Ecological Informatics | 2014
Jurandy Almeida; Jefersson Alex dos Santos; Bruna Alberton; Ricardo da Silva Torres; Leonor Patricia C. Morellato
Abstract Plant phenology is one of the most reliable indicators of species responses to global climate change, motivating the development of new technologies for phenological monitoring. Digital cameras or near remote systems have been efficiently applied as multi-channel imaging sensors, where leaf color information is extracted from the RGB (Red, Green, and Blue) color channels, and the changes in green levels are used to infer leafing patterns of plant species. In this scenario, texture information is a great ally for image analysis that has been little used in phenology studies. We monitored leaf-changing patterns of Cerrado savanna vegetation by taking daily digital images. We extract RGB channels from the digital images and correlate them with phenological changes. Additionally, we benefit from the inclusion of textural metrics for quantifying spatial heterogeneity.
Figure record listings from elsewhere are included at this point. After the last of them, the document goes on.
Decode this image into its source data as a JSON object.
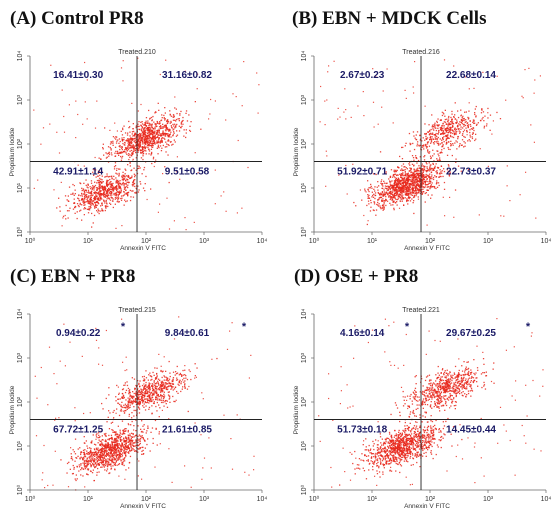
{
  "colors": {
    "dots": "#e8281c",
    "quadrant_line": "#222222",
    "stats_text": "#1a1a66",
    "asterisk": "#1a1a66"
  },
  "chart_data": [
    {
      "type": "scatter",
      "panel_label": "(A) Control PR8",
      "title": "Treated.210",
      "xlabel": "Annexin V FITC",
      "ylabel": "Propidium Iodide",
      "xscale": "log",
      "yscale": "log",
      "xlim": [
        1,
        10000
      ],
      "ylim": [
        1,
        10000
      ],
      "xticks": [
        "10⁰",
        "10¹",
        "10²",
        "10³",
        "10⁴"
      ],
      "yticks": [
        "10⁰",
        "10¹",
        "10²",
        "10³",
        "10⁴"
      ],
      "gate": {
        "x": 70,
        "y": 40
      },
      "quadrants": {
        "upper_left": "16.41±0.30",
        "upper_right": "31.16±0.82",
        "lower_left": "42.91±1.14",
        "lower_right": "9.51±0.58"
      },
      "asterisks": {
        "upper_left": false,
        "upper_right": false
      },
      "clusters": [
        {
          "x": 20,
          "y": 8,
          "weight": 0.45
        },
        {
          "x": 100,
          "y": 140,
          "weight": 0.55
        }
      ]
    },
    {
      "type": "scatter",
      "panel_label": "(B) EBN + MDCK Cells",
      "title": "Treated.216",
      "xlabel": "Annexin V FITC",
      "ylabel": "Propidium Iodide",
      "xscale": "log",
      "yscale": "log",
      "xlim": [
        1,
        10000
      ],
      "ylim": [
        1,
        10000
      ],
      "xticks": [
        "10⁰",
        "10¹",
        "10²",
        "10³",
        "10⁴"
      ],
      "yticks": [
        "10⁰",
        "10¹",
        "10²",
        "10³",
        "10⁴"
      ],
      "gate": {
        "x": 70,
        "y": 40
      },
      "quadrants": {
        "upper_left": "2.67±0.23",
        "upper_right": "22.68±0.14",
        "lower_left": "51.92±0.71",
        "lower_right": "22.73±0.37"
      },
      "asterisks": {
        "upper_left": false,
        "upper_right": false
      },
      "clusters": [
        {
          "x": 40,
          "y": 12,
          "weight": 0.7
        },
        {
          "x": 200,
          "y": 180,
          "weight": 0.3
        }
      ]
    },
    {
      "type": "scatter",
      "panel_label": "(C) EBN + PR8",
      "title": "Treated.215",
      "xlabel": "Annexin V FITC",
      "ylabel": "Propidium Iodide",
      "xscale": "log",
      "yscale": "log",
      "xlim": [
        1,
        10000
      ],
      "ylim": [
        1,
        10000
      ],
      "xticks": [
        "10⁰",
        "10¹",
        "10²",
        "10³",
        "10⁴"
      ],
      "yticks": [
        "10⁰",
        "10¹",
        "10²",
        "10³",
        "10⁴"
      ],
      "gate": {
        "x": 70,
        "y": 40
      },
      "quadrants": {
        "upper_left": "0.94±0.22",
        "upper_right": "9.84±0.61",
        "lower_left": "67.72±1.25",
        "lower_right": "21.61±0.85"
      },
      "asterisks": {
        "upper_left": true,
        "upper_right": true
      },
      "clusters": [
        {
          "x": 25,
          "y": 8,
          "weight": 0.6
        },
        {
          "x": 110,
          "y": 160,
          "weight": 0.4
        }
      ]
    },
    {
      "type": "scatter",
      "panel_label": "(D) OSE + PR8",
      "title": "Treated.221",
      "xlabel": "Annexin V FITC",
      "ylabel": "Propidium Iodide",
      "xscale": "log",
      "yscale": "log",
      "xlim": [
        1,
        10000
      ],
      "ylim": [
        1,
        10000
      ],
      "xticks": [
        "10⁰",
        "10¹",
        "10²",
        "10³",
        "10⁴"
      ],
      "yticks": [
        "10⁰",
        "10¹",
        "10²",
        "10³",
        "10⁴"
      ],
      "gate": {
        "x": 70,
        "y": 40
      },
      "quadrants": {
        "upper_left": "4.16±0.14",
        "upper_right": "29.67±0.25",
        "lower_left": "51.73±0.18",
        "lower_right": "14.45±0.44"
      },
      "asterisks": {
        "upper_left": true,
        "upper_right": true
      },
      "clusters": [
        {
          "x": 35,
          "y": 10,
          "weight": 0.6
        },
        {
          "x": 180,
          "y": 200,
          "weight": 0.4
        }
      ]
    }
  ]
}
Our first goals are: (1) to test if color change information is able to characterize the phenological pattern of a group of species; (2) to test if the temporal variation in image texture is useful to distinguish plant species; and (3) to test if individuals from the same species may be automatically identified using digital images. In this paper, we present a machine learning approach based on multiscale classifiers to detect phenological patterns in the digital images. Our results indicate that: (1) extreme hours (morning and afternoon) are the best for identifying plant species; (2) different plant species present a different behavior with respect to the color change information; and (3) texture variation along temporal images is promising information for capturing phenological patterns. Based on those results, we suggest that individuals from the same species and functional group might be identified using digital images, and introduce a new tool to help phenology experts in the identification of new individuals from the same species in the image and their location on the ground.